Today's New York Times logs a passing this past weekend that should be noted by any of us who consider ourselves to be a friend of science and the environment:  Dr. Sherwood Rowland, a modest but persistent chemist who, together with his colleague, Mario Molina, discovered that a class of synthetic chemicals — chlorofluorocarbons (CFCs) — widely used at the time as propellants in aerosol cans and as refrigerants were tearing a hole in the ozone layer.

That discovery, reported in a seminal paper published in Nature in 1974, ultimately earned him the Nobel Prize in Chemistry in 1995.  In addition to the import of the discovery itself, however, there are several other aspects of this story that for me have considerable resonance in the current debate over chemicals policy.

Rowland found that even minute releases from consumer products of chemicals widely asserted to be wholly "inert" could persist and accumulate so as to cause potentially catastrophic effects at a global scale.  It is a case study of the ability of humans, through literally millions of individual decisions and events, to transform the health of the global environment — a huge wake-up call.

Yet this science was treated as virtual heresy at the time.  Major efforts were mounted by the chemical and affected consumer products industries to discredit his work; today's New York Times obituary reports:  "One article, in the trade publication Aerosol Age, accused him and Dr. Molina of being K.G.B. agents out to destroy capitalism."  And he was largely shunned by other academic chemists, reportedly receiving not a single invitation to lecture in a university chemistry department for a decade after the Nature paper was published.

Dr.

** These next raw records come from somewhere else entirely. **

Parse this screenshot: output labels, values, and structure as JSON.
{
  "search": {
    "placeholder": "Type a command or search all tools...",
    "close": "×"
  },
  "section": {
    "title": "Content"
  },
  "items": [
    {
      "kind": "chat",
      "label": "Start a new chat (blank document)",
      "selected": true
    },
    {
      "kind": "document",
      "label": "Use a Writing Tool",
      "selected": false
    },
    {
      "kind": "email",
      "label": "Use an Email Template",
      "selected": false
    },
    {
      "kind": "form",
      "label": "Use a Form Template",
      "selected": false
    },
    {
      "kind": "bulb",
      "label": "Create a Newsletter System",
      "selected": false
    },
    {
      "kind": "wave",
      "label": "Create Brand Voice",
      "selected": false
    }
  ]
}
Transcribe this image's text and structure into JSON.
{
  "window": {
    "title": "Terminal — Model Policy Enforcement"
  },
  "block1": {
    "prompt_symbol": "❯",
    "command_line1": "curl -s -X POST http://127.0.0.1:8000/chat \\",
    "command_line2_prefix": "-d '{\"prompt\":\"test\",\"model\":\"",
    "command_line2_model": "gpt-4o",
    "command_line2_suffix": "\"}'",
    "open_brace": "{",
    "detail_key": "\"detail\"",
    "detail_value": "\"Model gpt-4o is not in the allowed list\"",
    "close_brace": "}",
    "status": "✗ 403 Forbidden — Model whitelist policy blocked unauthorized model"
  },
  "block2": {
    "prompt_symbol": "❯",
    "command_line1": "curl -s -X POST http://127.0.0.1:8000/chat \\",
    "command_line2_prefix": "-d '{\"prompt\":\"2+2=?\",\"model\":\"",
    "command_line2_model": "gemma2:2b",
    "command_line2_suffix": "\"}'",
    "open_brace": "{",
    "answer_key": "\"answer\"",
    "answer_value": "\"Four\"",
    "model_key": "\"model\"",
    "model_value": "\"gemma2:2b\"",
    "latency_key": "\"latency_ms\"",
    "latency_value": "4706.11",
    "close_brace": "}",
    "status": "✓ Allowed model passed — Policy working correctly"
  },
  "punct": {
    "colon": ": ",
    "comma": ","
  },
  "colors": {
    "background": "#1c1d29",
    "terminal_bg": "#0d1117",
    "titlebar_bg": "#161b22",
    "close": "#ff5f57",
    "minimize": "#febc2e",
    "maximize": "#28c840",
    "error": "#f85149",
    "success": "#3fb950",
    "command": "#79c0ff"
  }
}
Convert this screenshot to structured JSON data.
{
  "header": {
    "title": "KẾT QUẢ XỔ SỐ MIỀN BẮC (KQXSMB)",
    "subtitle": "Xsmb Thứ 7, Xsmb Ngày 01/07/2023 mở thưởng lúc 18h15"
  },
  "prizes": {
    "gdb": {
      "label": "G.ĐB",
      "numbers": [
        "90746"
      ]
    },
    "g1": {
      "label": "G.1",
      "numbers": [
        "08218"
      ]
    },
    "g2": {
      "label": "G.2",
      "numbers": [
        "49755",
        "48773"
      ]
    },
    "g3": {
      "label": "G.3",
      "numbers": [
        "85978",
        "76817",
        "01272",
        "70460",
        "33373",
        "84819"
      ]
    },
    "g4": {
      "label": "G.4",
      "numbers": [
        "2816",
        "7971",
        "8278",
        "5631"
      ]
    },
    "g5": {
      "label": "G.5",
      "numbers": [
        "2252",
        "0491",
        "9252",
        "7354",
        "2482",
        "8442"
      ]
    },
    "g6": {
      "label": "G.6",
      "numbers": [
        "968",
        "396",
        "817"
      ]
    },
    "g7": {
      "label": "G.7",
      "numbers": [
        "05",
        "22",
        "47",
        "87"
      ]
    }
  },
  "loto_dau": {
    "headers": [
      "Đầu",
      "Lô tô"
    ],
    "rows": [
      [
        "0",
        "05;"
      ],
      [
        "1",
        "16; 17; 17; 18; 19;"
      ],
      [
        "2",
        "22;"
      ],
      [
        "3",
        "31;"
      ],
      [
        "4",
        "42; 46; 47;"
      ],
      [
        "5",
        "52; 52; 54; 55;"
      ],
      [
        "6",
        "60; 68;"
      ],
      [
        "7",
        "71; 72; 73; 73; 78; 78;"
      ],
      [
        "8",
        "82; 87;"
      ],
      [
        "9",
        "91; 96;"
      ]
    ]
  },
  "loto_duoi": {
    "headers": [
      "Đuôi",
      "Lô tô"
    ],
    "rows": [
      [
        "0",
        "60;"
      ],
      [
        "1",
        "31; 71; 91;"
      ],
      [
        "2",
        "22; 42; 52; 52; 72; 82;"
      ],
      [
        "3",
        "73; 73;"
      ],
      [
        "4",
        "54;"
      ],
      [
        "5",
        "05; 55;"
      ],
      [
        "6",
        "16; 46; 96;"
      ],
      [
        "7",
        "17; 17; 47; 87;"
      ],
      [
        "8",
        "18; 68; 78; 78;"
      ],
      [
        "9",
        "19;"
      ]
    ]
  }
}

Rowland also believed that the implications of his scientific discovery were so profound as to warrant his advocating for changes in policy.  A 1988 article about him in the Los Angeles Times reported that:

Rowland's wife, Joan, recalls one night in the fall of 1973 when her husband got home late from work. "How'd it go?" she had asked drowsily.  "It's going very well," he said. "It just means, I think, the end of the world."

It may well have, had not Rowland and many others taken that science and pressed for national and global action, an effort that led ulitmately to global adoption in 1987 of the Montreal Protocol, which bans virtually all uses of CFCs.

A good and timely reminder that, collectively, human activity even on a small individual scale, can both create health and environmental problems at a global scale, and — with sufficient political will backed by a conviction that science will ultimately prevail —  find and implement global solutions.